Pratiques en transition

La transition vers un traitement sélectif du tarissement, où seules certaines vaches reçoivent une antibiothérapie, est d’autant plus difficile que la stratégie « tout antibiotique » fonctionne bien. « Il n’y a rien de pire qu’une nouvelle façon de faire qui déçoit », reconnaît Jean-Philippe Nolorgues. « Pas toujours facile de modifier les habitudes », renchérit Guillaume Lemaire. 
Les deux praticiens sont donc très prudents quant aux conseils qu’ils délivrent aux éleveurs, et préfèrent les amener progressivement à réfléchir à leurs pratiques. « On anticipe des mesures qui restreindraient l’usage des antibiotiques en élevage laitier, reconnaît Jean-Philippe Nolorgues, tous les maillons de la filière ont intérêt à ce que leur consommation baisse et les éleveurs sont en demande de conseil. »

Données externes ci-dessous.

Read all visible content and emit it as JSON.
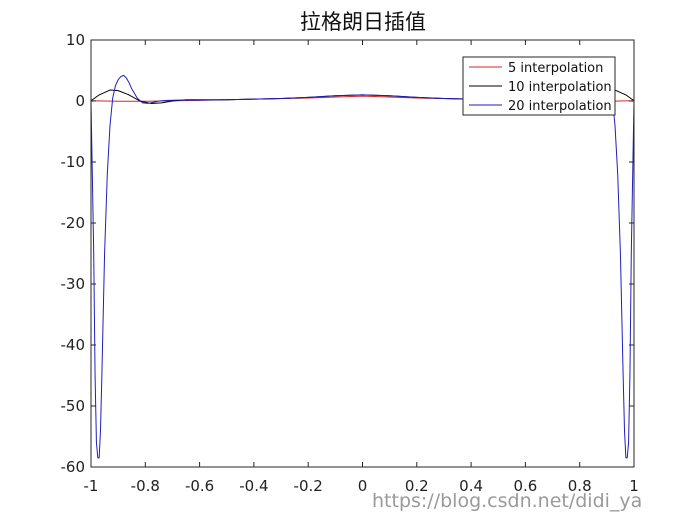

En pratique, le choix des vaches au tarissement qui ne reçoivent que l’obturateur résulte de la prise en compte de plusieurs paramètres : « Le dernier comptage cellulaire, mais aussi tous ceux de la lactation, l’âge de l’animal, sa production, les germes qui circulent dans l’élevage, les cellules dans le tank... », énumère Guillaume Lemaire. « En cas de doute sur un animal, on préconise un antibiotique », assure Jean-Philippe Nolorgues.
Cependant, l’obturateur est aussi « un plus » avec l’antibiotique. « Il assure son maintien dans la mamelle. Chez certaines vaches fortes productrices, on observait parfois des pertes de lait dans les jours qui suivaient le tarissement. L’obturateur garantit que l’antibiotique reste en place préservant son efficacité. On obtient ainsi une double protection : on maximise la guérison des vaches malades et on empêche les nouvelles infections », poursuit Guillaume Lemaire.